Not all has been a success, however. There have been outliers. “Leaders” of those institutions saw fit to exploit the pandemic as an opportunity to extract concessions from musicians, rather than as a challenge to be overcome. Those employers starved out musicians with unilaterally imposed “furloughs” that look an awful lot like lockouts when coupled with bargaining demands for long-term cuts in wages and benefits. These tactics fool no one; managers and boards who sow these seeds of division ensure that their institutions will reap a toxic harvest in future bargaining cycles and for years to come.
Some of these conflicts have resolved because musicians linked arms and refused to allow their orchestras to be decimated. Other musicians remain engaged in a terrible fight with the support and empathy of their colleagues throughout the AFM and around the world.

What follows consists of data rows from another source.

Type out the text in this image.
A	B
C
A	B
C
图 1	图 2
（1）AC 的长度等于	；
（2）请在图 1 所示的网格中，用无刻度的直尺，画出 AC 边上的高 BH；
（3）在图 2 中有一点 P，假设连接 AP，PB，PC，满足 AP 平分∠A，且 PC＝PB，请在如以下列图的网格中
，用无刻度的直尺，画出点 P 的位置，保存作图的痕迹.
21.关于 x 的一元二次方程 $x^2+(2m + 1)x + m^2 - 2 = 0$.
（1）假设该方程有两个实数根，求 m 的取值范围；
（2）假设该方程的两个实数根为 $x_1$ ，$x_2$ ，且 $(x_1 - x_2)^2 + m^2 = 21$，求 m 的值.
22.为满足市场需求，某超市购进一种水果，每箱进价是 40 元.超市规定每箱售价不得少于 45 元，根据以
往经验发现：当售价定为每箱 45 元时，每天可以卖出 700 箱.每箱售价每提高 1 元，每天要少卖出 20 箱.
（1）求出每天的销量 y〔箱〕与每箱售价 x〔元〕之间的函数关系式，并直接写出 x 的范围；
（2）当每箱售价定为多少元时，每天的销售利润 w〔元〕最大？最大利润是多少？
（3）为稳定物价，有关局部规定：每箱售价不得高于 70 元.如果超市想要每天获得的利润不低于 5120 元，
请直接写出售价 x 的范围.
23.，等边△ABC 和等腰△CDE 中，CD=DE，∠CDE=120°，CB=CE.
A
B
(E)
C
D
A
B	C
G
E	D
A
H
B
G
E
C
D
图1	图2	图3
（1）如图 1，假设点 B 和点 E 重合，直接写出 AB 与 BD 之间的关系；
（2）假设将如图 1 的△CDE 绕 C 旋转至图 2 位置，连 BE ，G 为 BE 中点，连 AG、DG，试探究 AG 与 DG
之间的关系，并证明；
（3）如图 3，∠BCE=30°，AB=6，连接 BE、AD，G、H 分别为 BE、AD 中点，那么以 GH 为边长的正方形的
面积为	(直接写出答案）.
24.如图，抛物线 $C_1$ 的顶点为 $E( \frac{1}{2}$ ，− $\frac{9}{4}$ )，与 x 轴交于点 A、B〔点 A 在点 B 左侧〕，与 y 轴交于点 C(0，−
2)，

There were also many, mostly smaller, institutions that went largely dormant during the 2020-2021 season—not because of ill intent on the part of institutional leadership but rather due to those leaders’ lack of creative vision. The musicians of these institutions, whose generally freelance livelihoods were most tenuous even before COVID, have perhaps suffered the most during the pandemic. As others have observed, COVID exposed certain vulnerabilities that already existed in our industry. Where musicians had no minimum service guarantees they were far less likely to receive any compensation when ordinary performances ceased. Such guarantees will certainly be a top priority in upcoming rounds of bargaining.
As impossible as it once seemed, from today’s perspective, we can see there will be some positive things we take with us from these past 15 months of incalculable devastation. We musicians are a resourceful, resilient bunch and many of us used the forced pause of the pandemic as an opportunity for growth. We tried out new hobbies (sourdough, anyone?), welcomed new babies and new puppies, began fitness regimens and mindfulness practices, healed overuse injuries, and (for those privileged enough not to have already lived it every day of our lives) came face-to-face in ways we never have before with the suffocating oppression of systemic racism. For some who have never known themselves as anything other than too-busy working musicians, the pandemic provided a singular opportunity to reimagine what life could be—for ourselves, for our orchestras, and for society.
Forced into isolation, we also came to appreciate with new acuity the value of collective experience and the power of collective action. Without the strength that comes from unity and the numerous protections we have achieved through collective bargaining, we would not have weathered the storm of the past 15 months with as much grace as we have. As we launch ourselves back into the regular current of our work lives, we will surely be mindful of what we carry with us and what we leave behind from the pandemic pause. Collectivism, both on stage and in our union halls and orchestra meetings, will be among the most valuable of the ideals we carry forward.